If you’re still one of SAP’s 30,000 on-premises ERP customers, expect a call from the RISE reps soon.
SAP’s customers are answering the call to the cloud. 5,000 of them are running S/4HANA there so far: In the US and Europe, it’s the larger organizations that are driving the shift, but in Asia, Latin America, and elsewhere its small and mid-size customers that are the first to make the move, company executives said.
For SAP, moving customers to the cloud isn’t an end in itself, but a means to increasing the share of “more predictable revenue” in its revenue mix. This revenue from recurring, subscription-based contracts, un-swayed by the big-bang sale of a new software license, now accounts for 75% of SAP’s total, up from 72% a year earlier. Its target is 85% by 2025.
And once it has ERP customers in the cloud, the sales reps will be calling again, seeking to upsell customers on other services.

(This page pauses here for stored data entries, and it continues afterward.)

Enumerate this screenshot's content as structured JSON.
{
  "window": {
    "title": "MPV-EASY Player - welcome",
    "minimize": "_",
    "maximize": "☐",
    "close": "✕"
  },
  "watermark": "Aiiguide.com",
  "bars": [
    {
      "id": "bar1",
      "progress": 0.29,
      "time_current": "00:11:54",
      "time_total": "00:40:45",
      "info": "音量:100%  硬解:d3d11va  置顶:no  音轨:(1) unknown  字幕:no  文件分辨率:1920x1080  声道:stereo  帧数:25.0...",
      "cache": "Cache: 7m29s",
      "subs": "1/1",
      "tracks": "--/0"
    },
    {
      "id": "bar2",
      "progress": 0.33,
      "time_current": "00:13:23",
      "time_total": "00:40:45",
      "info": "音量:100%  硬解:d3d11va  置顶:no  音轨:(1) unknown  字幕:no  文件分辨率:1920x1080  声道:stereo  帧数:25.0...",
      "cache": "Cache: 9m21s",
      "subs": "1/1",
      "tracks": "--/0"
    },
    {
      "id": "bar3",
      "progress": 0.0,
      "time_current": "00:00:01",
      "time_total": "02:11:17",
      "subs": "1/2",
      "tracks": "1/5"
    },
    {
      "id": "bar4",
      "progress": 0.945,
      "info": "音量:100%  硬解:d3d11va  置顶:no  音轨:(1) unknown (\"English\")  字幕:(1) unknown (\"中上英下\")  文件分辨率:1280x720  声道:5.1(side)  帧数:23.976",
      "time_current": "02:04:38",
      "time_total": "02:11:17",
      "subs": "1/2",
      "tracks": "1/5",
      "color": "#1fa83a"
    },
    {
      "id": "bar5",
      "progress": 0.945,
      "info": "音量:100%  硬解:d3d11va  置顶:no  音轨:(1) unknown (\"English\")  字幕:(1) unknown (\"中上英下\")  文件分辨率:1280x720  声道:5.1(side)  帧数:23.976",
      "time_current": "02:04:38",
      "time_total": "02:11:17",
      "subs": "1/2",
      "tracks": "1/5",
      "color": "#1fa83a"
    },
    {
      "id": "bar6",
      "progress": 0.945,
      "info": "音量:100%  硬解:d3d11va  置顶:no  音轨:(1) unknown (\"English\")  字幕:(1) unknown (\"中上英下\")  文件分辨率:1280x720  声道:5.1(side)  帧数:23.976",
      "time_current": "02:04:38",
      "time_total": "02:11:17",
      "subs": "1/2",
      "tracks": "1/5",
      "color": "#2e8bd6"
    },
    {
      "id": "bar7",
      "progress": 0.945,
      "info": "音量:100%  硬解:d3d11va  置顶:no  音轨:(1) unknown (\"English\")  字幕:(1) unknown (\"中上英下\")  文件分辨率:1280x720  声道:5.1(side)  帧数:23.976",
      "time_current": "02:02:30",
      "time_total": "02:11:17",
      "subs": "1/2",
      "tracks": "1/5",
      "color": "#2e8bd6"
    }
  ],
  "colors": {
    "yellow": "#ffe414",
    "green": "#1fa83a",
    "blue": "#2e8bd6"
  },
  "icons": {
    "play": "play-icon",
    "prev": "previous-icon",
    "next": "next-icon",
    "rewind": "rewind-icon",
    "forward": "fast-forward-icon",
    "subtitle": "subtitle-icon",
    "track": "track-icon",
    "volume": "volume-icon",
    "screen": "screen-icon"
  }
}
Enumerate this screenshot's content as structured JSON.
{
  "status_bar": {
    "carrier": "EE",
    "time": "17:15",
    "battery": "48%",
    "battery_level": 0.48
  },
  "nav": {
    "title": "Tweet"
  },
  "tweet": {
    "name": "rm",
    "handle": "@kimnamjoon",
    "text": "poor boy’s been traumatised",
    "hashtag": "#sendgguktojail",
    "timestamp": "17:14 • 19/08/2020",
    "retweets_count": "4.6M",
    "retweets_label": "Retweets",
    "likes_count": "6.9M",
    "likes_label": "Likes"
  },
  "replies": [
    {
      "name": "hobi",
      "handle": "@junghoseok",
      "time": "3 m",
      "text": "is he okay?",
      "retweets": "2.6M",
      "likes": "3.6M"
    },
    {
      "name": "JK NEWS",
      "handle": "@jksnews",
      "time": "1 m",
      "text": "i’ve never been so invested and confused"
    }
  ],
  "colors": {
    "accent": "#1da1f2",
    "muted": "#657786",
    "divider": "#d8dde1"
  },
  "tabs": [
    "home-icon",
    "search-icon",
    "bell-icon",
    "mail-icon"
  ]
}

“Because of the integrated nature of our modular cloud ERP, for every dollar spent on the core ERP we have an upsell opportunity of $3 for our platform and for additional line of business solutions,” Klein said.
Supply chain financing
Those solutions will soon include supply chain and accounts receivable financing from working capital management specialist Taulia, in which SAP has agreed to buy a majority stake. Taulia offers software for making the processing and payment of invoices more efficient and backs that up with a service that offers early payment of invoices in return for a fee.
“Our customers will be able to finance billions of transactions with favorable terms and improve their cash flow,” Klein said.
If the acquisition pays off, SAP won’t be the first big company to make money out of money. Ford Motor often makes more in a quarter from its financing activity, Ford Credit, than from sales of the automobiles it finances, while GE Capital, at its peak, accounted for more than two-thirds of parent company General Electric’s profits.